Question

Let's say when beam of light is passing through reactangular slit of width $a$ then after diffraction its width becomes $11a$ after travelling distance $d$, then distance $d$ for monochromatic light of wavelength $\lambda$ is $N$km, then $N$ is ($a = 1$ mm, $\lambda = 2.5$ nm) (Consider width of central maxima as sum of spread due to diffraction and slit width)

• A. 2.2
• B. 1.1
• C. 3.3
• D. 4.4

Answer 1

Answer: (A)

2.2

Answer 2

The width of the central maximum ($W$) in a single-slit diffraction pattern is given by the formula $W = \frac{2\lambda d}{a}$. The problem states that the diffracted beam width is $11a$, so $W = 11a$. Equating the two expressions: $11a = \frac{2\lambda d}{a}$. Solving for $d$: $d = \frac{11a^2}{2\lambda}$. Given $a = 1$ mm $= 1 \times 10^{-3}$ m and $\lambda = 2.5$ nm $= 2.5 \times 10^{-9}$ m.
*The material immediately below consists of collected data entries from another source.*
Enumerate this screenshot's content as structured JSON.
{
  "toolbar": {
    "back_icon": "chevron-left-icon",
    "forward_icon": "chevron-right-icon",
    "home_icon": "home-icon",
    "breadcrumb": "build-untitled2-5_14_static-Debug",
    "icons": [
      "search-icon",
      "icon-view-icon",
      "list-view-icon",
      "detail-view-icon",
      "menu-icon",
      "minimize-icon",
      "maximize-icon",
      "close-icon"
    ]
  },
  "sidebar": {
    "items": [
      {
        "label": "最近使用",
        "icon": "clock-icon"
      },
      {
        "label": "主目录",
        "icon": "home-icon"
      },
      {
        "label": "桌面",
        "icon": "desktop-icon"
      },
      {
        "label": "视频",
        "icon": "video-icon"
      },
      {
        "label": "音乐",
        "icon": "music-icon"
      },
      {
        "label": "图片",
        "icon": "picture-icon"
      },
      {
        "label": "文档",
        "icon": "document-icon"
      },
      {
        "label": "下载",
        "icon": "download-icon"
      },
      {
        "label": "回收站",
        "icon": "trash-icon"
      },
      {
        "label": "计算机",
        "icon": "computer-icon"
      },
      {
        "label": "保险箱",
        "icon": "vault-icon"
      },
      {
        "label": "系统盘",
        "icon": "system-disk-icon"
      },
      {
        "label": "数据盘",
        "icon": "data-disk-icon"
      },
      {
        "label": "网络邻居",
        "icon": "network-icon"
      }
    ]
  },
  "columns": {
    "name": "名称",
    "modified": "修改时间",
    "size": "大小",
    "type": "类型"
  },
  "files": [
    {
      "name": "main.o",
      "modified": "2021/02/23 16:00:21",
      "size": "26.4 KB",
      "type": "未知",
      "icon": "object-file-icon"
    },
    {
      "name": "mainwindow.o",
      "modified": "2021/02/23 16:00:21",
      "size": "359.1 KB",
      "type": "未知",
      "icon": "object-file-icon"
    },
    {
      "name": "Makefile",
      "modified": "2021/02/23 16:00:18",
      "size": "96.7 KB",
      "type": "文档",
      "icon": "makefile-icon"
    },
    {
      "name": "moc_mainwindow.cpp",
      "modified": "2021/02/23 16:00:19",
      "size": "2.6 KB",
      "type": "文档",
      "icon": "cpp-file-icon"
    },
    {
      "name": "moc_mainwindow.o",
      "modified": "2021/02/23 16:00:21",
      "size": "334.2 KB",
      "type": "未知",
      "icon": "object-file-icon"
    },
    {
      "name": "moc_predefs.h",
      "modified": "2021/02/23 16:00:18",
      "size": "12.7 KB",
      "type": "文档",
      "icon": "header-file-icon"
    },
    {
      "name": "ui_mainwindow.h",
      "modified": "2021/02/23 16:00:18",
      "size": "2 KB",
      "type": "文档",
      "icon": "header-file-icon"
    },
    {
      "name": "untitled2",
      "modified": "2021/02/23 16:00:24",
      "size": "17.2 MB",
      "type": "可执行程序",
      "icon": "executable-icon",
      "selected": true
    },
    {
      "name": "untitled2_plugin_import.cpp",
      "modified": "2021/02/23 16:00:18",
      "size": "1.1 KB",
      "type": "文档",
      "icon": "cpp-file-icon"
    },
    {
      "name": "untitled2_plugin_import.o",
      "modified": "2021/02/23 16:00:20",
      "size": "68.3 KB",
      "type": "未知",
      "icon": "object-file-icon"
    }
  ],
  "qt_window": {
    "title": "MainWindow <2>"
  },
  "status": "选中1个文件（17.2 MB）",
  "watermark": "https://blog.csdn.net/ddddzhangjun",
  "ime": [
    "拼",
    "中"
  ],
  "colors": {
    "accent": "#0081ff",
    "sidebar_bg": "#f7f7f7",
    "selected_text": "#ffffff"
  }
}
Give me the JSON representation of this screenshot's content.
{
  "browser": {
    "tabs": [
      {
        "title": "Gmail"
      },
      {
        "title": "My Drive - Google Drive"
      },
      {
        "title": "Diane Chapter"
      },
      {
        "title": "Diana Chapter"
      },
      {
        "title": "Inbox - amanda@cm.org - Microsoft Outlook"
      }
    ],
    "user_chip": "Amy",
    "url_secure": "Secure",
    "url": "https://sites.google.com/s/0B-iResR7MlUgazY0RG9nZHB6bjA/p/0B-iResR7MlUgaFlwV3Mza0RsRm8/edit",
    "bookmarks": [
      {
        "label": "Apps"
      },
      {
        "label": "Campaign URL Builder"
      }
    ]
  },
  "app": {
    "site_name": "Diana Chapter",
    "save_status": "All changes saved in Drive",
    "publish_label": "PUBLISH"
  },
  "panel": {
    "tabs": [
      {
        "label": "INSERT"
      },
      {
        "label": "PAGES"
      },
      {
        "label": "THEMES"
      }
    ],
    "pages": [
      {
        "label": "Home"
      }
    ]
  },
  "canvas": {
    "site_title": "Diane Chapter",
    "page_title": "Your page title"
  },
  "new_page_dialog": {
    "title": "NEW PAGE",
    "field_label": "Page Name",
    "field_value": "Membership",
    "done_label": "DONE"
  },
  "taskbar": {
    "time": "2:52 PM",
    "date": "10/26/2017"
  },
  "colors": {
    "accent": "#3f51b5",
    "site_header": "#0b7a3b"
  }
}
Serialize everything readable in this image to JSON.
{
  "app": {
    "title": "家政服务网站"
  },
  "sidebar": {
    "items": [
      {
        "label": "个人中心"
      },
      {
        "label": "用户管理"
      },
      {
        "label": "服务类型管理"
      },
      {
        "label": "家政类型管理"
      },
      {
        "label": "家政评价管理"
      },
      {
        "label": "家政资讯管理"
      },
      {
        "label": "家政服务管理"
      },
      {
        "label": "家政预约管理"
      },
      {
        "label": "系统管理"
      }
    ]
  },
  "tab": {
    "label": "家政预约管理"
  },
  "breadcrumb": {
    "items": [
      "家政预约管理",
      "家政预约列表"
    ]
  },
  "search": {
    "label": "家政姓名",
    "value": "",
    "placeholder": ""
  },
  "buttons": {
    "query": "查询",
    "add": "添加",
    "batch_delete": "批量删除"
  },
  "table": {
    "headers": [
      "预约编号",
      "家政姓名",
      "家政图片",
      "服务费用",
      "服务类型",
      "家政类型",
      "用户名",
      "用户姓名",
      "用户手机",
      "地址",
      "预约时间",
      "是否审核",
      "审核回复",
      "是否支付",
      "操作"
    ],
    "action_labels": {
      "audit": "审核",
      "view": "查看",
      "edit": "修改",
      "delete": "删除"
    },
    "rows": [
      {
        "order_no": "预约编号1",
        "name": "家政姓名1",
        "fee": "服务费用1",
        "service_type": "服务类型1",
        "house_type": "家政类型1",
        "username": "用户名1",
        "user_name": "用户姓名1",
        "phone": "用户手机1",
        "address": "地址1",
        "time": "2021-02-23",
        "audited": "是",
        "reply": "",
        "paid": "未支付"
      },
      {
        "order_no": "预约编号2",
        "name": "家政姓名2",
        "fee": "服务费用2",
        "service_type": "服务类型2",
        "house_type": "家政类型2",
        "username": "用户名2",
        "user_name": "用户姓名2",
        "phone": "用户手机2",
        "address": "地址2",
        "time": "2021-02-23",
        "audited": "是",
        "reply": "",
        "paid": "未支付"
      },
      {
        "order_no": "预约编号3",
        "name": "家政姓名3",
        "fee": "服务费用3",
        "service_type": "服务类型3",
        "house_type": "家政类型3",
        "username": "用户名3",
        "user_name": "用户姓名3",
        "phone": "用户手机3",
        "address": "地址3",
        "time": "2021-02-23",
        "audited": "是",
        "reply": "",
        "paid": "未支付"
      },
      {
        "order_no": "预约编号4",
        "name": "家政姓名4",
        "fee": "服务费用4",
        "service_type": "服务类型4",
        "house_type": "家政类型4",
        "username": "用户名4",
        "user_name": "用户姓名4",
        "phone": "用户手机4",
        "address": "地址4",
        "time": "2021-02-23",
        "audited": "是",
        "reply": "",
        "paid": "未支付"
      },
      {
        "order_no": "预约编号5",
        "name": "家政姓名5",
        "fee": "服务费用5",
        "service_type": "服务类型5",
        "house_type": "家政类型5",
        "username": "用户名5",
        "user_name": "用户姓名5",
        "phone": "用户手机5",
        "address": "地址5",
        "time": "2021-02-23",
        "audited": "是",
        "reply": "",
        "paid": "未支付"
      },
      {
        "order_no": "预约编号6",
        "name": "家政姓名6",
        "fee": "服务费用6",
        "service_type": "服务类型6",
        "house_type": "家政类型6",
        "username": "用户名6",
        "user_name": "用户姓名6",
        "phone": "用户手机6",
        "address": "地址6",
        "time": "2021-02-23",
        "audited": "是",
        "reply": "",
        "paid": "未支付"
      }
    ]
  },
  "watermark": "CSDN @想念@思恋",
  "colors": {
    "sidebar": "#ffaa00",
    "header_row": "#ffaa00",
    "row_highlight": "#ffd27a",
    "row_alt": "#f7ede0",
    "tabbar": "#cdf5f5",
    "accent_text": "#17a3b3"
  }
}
Substituting these values: $d = \frac{11 \times (1 \times 10^{-3} \text{ m})^2}{2 \times (2.5 \times 10^{-9} \text{ m})} = \frac{11 \times 10^{-6} \text{ m}^2}{5 \times 10^{-9} \text{ m}} = 2.2 \times 10^3$ m $= 2200$ m. Since $d = N$ km, $N = \frac{2200}{1000} = 2.2$.